By using the Open SSL library, developers can write applications that take advantage of Secure Sockets Layer (SSL v2/v3), Transport Layer Security (TLS v1). The Open SSL library uses the included full-strength general-purpose cryptography library, which can be used by itself. Security features such as the following can be implemented:
- Data integrity: An application can detect if data has been modified during transmission.
- Authenticity: An application can verify the identity of the sender using certificates.
- Privacy: An application can ensure that no intermediary between the sender and the recipient can understand the data.

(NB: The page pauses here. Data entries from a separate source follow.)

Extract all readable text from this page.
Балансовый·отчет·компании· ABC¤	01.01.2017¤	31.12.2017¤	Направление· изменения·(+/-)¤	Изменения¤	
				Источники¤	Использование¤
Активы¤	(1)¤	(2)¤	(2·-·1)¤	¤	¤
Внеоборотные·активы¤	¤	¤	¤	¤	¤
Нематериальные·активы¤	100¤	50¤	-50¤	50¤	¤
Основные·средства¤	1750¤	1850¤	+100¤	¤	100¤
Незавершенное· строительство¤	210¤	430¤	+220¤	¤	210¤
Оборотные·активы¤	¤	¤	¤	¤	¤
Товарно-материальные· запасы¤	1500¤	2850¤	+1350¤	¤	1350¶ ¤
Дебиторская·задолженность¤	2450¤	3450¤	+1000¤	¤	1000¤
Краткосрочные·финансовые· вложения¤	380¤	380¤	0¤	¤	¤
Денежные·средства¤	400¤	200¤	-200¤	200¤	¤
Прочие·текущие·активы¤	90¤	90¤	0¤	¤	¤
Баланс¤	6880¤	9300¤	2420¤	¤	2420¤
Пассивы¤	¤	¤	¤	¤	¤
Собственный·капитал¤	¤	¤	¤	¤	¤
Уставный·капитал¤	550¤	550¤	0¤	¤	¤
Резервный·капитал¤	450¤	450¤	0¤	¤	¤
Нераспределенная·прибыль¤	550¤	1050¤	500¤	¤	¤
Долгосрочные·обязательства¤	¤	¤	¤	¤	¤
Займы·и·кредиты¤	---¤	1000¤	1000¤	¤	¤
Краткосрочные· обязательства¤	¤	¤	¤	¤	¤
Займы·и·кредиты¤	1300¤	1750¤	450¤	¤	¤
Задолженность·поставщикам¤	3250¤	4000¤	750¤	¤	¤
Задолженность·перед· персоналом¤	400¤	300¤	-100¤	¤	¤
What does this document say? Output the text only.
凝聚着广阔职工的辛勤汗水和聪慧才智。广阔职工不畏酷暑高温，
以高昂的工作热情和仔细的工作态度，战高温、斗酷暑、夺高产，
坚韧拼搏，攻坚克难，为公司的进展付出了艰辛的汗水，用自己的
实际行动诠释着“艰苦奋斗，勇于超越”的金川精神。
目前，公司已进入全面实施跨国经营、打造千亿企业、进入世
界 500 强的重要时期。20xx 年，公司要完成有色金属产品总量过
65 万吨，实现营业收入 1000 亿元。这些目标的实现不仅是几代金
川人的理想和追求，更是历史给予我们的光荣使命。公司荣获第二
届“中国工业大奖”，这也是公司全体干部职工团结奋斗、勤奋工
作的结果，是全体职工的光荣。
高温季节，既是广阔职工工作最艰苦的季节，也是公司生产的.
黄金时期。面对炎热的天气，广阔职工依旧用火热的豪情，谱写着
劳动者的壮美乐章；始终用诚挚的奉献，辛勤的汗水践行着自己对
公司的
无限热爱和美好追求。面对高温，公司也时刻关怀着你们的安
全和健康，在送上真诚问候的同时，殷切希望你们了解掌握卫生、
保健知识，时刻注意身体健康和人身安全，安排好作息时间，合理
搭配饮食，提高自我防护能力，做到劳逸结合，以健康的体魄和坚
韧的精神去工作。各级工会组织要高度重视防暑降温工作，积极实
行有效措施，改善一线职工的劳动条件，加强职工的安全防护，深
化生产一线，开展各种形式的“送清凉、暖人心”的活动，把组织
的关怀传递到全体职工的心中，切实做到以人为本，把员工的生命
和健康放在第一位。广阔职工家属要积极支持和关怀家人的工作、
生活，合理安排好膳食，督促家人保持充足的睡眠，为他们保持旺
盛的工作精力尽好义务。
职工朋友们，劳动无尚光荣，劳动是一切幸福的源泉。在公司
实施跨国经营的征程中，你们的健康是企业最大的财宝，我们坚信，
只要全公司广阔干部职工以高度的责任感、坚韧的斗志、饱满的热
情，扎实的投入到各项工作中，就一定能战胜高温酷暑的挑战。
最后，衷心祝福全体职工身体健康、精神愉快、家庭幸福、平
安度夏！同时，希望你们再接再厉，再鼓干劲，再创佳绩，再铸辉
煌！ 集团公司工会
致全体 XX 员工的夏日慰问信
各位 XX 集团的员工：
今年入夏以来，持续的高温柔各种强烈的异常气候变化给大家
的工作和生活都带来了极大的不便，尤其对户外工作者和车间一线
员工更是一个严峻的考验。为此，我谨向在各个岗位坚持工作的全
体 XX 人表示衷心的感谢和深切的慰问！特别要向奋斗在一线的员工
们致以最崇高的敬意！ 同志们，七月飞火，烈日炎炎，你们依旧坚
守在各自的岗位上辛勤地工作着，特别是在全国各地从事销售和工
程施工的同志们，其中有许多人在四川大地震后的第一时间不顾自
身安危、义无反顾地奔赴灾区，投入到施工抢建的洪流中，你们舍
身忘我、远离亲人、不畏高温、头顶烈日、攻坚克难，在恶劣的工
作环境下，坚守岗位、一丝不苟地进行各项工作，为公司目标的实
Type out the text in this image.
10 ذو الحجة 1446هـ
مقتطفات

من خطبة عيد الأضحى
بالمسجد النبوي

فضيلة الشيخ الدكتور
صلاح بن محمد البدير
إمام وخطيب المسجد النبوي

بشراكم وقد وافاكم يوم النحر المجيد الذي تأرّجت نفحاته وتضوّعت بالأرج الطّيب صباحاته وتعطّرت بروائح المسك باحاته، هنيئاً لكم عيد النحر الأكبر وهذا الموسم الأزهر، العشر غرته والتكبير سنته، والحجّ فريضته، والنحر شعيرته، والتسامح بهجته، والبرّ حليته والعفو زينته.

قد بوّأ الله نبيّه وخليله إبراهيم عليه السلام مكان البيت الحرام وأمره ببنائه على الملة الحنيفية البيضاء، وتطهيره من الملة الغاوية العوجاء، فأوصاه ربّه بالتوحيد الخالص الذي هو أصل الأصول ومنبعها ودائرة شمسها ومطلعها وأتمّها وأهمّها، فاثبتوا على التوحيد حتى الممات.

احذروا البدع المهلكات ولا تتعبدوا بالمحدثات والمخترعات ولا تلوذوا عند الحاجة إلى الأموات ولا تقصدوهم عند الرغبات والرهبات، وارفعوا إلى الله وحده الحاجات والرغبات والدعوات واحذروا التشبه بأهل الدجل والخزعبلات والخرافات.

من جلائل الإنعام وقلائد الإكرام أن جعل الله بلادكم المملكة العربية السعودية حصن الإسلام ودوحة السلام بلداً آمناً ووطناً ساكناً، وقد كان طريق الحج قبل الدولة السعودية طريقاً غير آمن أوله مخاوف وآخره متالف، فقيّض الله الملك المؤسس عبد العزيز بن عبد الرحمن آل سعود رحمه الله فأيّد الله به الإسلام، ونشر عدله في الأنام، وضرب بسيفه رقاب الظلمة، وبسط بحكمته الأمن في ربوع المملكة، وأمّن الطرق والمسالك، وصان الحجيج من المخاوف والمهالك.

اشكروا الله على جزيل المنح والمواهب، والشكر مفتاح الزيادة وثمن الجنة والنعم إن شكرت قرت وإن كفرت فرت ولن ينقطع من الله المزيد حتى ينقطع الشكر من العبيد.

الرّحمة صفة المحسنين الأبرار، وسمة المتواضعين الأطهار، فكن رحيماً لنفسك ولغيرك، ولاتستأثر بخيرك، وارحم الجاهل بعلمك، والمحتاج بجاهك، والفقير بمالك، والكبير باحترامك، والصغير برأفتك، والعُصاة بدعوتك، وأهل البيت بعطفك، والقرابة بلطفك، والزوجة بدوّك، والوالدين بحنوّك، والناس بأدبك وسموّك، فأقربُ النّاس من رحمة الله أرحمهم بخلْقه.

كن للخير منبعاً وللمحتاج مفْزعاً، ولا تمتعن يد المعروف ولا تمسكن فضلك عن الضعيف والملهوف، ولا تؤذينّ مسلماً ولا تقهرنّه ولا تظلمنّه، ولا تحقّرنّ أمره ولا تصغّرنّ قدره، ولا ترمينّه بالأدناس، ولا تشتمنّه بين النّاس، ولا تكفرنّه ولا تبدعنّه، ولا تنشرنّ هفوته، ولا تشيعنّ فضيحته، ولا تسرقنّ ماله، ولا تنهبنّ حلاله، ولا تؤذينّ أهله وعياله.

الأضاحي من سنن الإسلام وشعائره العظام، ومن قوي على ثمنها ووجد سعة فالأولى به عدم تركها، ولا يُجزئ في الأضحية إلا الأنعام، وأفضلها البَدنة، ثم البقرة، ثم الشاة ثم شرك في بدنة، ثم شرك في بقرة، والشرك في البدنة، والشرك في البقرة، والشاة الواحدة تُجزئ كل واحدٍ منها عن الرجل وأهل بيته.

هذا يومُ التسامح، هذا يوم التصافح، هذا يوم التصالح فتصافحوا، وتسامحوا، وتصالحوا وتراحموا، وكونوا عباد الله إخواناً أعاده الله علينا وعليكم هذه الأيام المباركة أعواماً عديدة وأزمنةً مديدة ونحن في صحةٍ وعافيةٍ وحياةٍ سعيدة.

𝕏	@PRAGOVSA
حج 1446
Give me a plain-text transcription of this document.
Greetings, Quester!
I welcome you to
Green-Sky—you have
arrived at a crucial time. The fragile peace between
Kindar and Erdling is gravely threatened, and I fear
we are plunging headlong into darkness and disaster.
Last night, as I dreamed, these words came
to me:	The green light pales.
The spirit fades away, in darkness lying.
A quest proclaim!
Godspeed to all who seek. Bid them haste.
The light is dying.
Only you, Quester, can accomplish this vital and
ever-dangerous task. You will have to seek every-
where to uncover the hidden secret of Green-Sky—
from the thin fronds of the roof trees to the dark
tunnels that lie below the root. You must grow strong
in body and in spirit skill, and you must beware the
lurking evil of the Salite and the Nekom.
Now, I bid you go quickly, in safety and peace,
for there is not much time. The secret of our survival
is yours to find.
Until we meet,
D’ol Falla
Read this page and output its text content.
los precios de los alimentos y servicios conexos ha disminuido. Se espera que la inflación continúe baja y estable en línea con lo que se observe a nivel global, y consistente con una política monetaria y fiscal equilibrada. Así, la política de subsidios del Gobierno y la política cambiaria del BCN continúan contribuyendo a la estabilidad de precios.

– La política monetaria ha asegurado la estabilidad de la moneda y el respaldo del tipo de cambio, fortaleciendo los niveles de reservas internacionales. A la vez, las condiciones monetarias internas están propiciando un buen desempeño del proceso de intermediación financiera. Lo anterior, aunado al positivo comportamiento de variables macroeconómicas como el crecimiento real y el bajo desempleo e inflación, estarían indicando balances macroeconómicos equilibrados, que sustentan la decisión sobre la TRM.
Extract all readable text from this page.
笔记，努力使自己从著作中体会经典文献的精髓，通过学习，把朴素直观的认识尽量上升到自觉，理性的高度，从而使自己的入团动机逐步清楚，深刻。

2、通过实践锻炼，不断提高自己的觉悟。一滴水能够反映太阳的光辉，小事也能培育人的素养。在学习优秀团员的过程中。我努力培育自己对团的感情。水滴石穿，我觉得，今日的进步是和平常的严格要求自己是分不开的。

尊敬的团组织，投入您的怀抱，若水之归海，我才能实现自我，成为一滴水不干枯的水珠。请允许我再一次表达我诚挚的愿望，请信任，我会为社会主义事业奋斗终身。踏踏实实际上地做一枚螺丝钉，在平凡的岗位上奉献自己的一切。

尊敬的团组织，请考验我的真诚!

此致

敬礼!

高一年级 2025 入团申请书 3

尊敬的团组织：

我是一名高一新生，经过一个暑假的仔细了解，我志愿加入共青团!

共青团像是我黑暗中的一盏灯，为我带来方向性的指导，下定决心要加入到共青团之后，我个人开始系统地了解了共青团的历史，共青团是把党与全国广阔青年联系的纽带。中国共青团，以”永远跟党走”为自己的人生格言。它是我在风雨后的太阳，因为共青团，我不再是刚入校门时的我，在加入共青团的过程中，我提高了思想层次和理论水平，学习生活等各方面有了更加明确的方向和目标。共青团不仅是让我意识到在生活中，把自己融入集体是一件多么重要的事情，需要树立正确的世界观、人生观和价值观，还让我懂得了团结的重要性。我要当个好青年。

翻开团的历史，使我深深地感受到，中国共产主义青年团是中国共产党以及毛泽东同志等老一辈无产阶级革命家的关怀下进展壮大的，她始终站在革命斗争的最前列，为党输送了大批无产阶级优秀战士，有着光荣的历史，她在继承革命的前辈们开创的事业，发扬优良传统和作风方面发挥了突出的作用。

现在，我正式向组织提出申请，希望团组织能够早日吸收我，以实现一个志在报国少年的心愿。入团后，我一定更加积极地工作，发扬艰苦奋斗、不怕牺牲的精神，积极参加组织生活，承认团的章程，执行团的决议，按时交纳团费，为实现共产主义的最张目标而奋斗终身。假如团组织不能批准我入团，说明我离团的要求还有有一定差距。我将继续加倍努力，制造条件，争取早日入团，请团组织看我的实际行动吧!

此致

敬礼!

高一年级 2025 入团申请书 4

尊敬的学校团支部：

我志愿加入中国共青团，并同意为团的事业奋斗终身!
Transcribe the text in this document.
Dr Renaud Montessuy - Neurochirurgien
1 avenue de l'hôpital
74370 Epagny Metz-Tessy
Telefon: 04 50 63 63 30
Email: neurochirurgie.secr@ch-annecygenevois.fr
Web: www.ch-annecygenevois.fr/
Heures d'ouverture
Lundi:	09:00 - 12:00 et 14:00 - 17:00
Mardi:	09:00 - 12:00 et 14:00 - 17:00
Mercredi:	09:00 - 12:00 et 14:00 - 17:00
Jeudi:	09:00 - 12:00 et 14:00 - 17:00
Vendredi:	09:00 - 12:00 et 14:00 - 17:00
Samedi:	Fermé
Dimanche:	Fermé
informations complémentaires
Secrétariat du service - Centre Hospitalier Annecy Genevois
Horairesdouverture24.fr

Transport Layer Security is an extension of SSL. It is now overseen by an international standards organization. It provides the same capabilities as SSL (data integrity, authenticity, and privacy between client and server), but takes advantage of newer, more advanced cryptographic technology. It is backwards compatible with SSL.
The cryptographic library includes a multitude of encryption algorithms. The symmetric, or private key, encryption algorithms offered include Rijndael (now officially the Advanced Encryption Standard, or AES, algorithm of the U.S. government), IDEA, DES, 3DES, RC2, RC4, and Blowfish. The asymmetric, or private/public key, encryption algorithms include RSA, DSA, and Diffie-Hellman. Also included are message digest algorithms such as MD2, MD5, MDC2, and SHA, whose resulting hashes can be used by digital signature schemes to digitally sign documents. The Open SSL library uses some but not all of these algorithms.
To compile for the Win32 platform, Perl or compiling under Cygwin is required. Some of the encryption routines/algorithms are covered by patents.